22 Apr, 2026

House GOP package overhauls financial data protections, privacy framework

House Republicans introduced two data privacy bills April 22 that together would overhaul financial data protections under a decades-old federal law and establish a national consumer privacy framework.

Both measures — the SECURE Data Act and the GUARD Financial Data Act — intend to preempt a growing patchwork of state privacy laws.

Rep. John Joyce of Pennsylvania introduced the SECURE Data Act, a broader measure that would create a national privacy framework similar to European data protection law. The Federal Trade Commission would serve as the primary enforcer, with state attorneys general authorized to bring parens patriae actions — lawsuits frequently used in antitrust and consumer protection cases where individual damages are deemed too small to justify private suits.

"This bill establishes clear, enforceable protections so that Americans remain in charge of their own data and companies are held accountable for its safekeeping," Joyce and House Energy and Commerce Chairman Brett Guthrie (R-Ky.) said in a statement to S&P Global Market Intelligence.

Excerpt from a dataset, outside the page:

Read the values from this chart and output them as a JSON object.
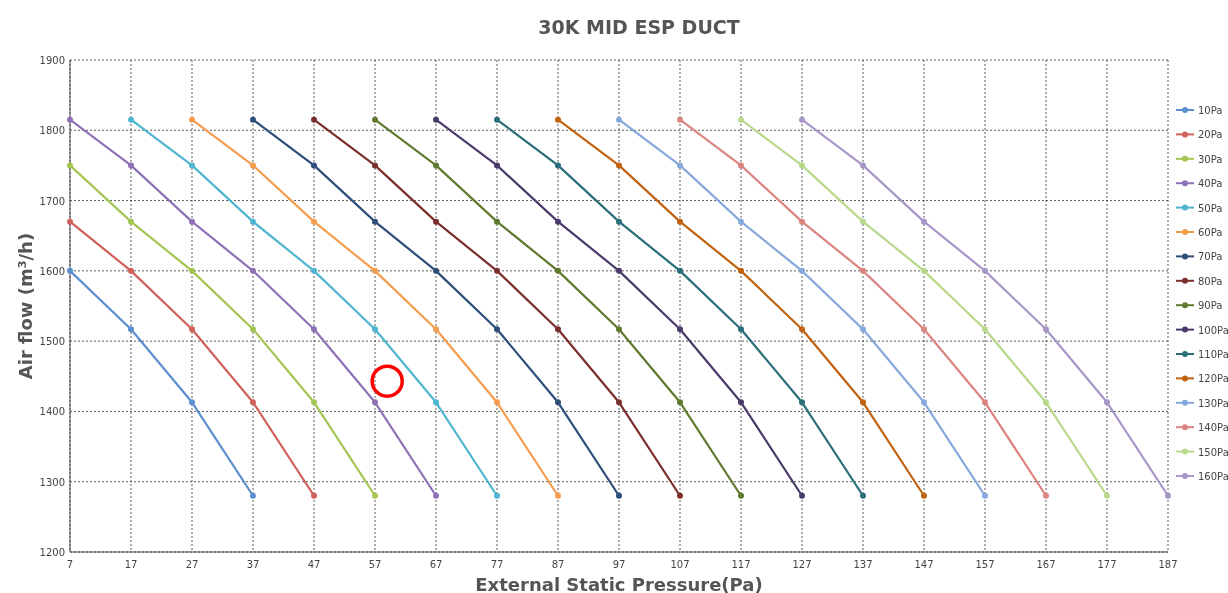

The Commerce Secretary would serve as the principal adviser to the president on cross-border data flows, according to the bill text.

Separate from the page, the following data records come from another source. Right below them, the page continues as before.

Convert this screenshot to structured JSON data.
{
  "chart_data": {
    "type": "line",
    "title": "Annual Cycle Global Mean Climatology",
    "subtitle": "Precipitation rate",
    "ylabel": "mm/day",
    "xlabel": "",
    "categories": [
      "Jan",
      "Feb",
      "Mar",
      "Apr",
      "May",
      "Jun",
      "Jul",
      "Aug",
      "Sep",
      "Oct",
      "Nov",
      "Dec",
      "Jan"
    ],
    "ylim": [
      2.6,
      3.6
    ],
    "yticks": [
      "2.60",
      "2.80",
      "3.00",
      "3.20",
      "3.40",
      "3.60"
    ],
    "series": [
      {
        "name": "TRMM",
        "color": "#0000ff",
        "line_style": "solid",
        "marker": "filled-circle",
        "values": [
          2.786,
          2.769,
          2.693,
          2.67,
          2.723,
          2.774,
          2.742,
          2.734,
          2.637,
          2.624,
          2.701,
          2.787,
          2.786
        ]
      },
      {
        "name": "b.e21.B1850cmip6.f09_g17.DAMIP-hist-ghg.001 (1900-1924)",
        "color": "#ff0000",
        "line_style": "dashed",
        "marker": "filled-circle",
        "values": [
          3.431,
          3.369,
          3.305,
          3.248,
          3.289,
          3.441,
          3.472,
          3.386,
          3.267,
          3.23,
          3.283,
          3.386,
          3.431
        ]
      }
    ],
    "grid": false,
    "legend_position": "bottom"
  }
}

The SECURE Data Act would apply to companies that process data on more than 200,000 consumers annually with at least $25 million in gross revenue, or companies that process data on at least 100,000 consumers if 25% or more of their revenue derives from data sales. Nonprofits, higher education institutions, and entities already covered by the Gramm-Leach-Bliley Act or HIPAA would be exempt.

The bill raises the age at which platforms must obtain verifiable parental consent to process sensitive data from 13 to 16, covering teenagers as a distinct protected category. Staff said the provision accomplishes much of what the stalled COPPA 2.0 legislation sought to do, while adding that the Senate-passed kids bill remains worth pursuing on its own merits, given its more targeted scope.

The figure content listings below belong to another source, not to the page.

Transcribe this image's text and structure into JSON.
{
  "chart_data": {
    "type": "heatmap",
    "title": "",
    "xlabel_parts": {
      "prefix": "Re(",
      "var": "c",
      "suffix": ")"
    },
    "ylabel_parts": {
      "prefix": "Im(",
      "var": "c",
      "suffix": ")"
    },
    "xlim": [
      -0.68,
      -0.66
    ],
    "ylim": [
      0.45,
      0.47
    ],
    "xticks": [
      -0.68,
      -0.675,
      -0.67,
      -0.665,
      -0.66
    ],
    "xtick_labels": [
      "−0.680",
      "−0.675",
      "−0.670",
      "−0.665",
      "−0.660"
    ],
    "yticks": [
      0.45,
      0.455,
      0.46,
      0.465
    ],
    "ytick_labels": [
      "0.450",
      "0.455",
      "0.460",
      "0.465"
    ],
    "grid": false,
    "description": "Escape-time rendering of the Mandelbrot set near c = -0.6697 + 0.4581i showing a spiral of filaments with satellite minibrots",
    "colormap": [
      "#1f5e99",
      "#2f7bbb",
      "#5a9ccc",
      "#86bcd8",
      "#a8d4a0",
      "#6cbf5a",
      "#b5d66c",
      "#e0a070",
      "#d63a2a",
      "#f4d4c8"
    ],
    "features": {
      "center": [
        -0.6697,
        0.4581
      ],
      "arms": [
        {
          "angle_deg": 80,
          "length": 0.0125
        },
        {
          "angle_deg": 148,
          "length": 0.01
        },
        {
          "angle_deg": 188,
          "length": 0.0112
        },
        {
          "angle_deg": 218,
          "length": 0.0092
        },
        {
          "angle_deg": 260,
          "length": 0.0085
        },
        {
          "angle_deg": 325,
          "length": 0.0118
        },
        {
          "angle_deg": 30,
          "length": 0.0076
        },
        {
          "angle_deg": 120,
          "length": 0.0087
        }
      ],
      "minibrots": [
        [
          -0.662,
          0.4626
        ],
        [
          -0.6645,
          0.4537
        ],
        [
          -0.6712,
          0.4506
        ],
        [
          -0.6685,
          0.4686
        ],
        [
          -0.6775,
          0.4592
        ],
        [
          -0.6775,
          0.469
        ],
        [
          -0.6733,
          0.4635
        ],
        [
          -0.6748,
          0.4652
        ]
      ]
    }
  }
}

The GUARD Financial Data Act, introduced by Reps. Bill Huizenga of Michigan, Andy Barr of Kentucky, Bryan Steil of Wisconsin and French Hill of Arkansas, would amend a portion of the Gramm-Leach-Bliley Act to add data minimization requirements, expand consumer opt-out rights and require financial institutions to obtain affirmative consent before collecting or sharing sensitive personal information, including biometric data and precise geolocation.

The bill also establishes deletion rights for former customers, requires financial institutions to respond to requests within 45 days, and adds disclosure requirements regarding the use of artificial intelligence in data processing. Regulators would be required to weigh compliance burdens on institutions with $15 billion or less in assets.

The bill's data portability provision defers to the Consumer Financial Protection Bureau's ongoing work under Section 1033 of the Dodd-Frank Act, directing financial firms to that statute when effectuating consumer data access rather than creating a parallel standard.

Financial Services Committee staff said they would revisit potential statutory changes to 1033 depending on how CFPB rulemaking develops.

Both bills contain broad federal preemption language that would supersede state privacy statutes. Staff said the preemption is confined to comprehensive privacy frameworks.

"The sharing of data doesn't really stop at state borders," one aide familiar with the legislation said, adding that the bills are not intended to displace state data breach notification laws.

Neither bill includes a private right of action. Staff defended the choice by noting that penalty exposure under the enforcement framework is already substantial.

"It wouldn't just be one violation — it would be $50,000 per violation, and that can add up very quickly," one E&C aide said. Staff also noted that no state comprehensive privacy law currently provides for private litigation, arguing the bills align with that consensus.

The free-market think tank R Street said the exclusion of a private right of action was the wise choice. "Tort costs grew at a rate of seven percent annually — nearly double GDP growth — between 2016 and 2022, with most of the money enriching trial lawyers instead of plaintiffs," wrote Adam Thierer, a resident senior fellow with the Technology and Innovation team at R Street. "Frivolous claims based on junk science continue to flood the courtrooms, undermining innovation in numerous sectors."

The SECURE Data Act also repeals the Video Privacy Protection Act, a 1988 law that restricted the disclosure of video rental records. Staff said the law has been stretched through litigation well beyond its original purpose, arguing the new framework's general applicability makes a standalone video privacy law redundant.

"VPPA is a pre-Internet law, and I think we've seen some abuses of the underlying private right of action," an E&C aide said, "to expand the scope of it well beyond its intended purpose in Congress."

Public Knowledge, a consumer advocacy group, rejected both bills on Wednesday. The SECURE Data Act's preemption language would hand tech companies "a single weak national standard with no way for states to fill the gaps," Sara Collins, the group's government affairs director, said in a statement. She argued the bill "prioritizes industry convenience over consumer rights."

Collins also noted the bill would strip the Federal Communications Commission of privacy authority over broadband and telecom providers entirely, calling the shift to FTC-only enforcement "a get out of jail free card" for internet service providers.

Industry groups, including the US Chamber of Commerce and Information Technology Industry Council, have previously supported preemption-based privacy frameworks.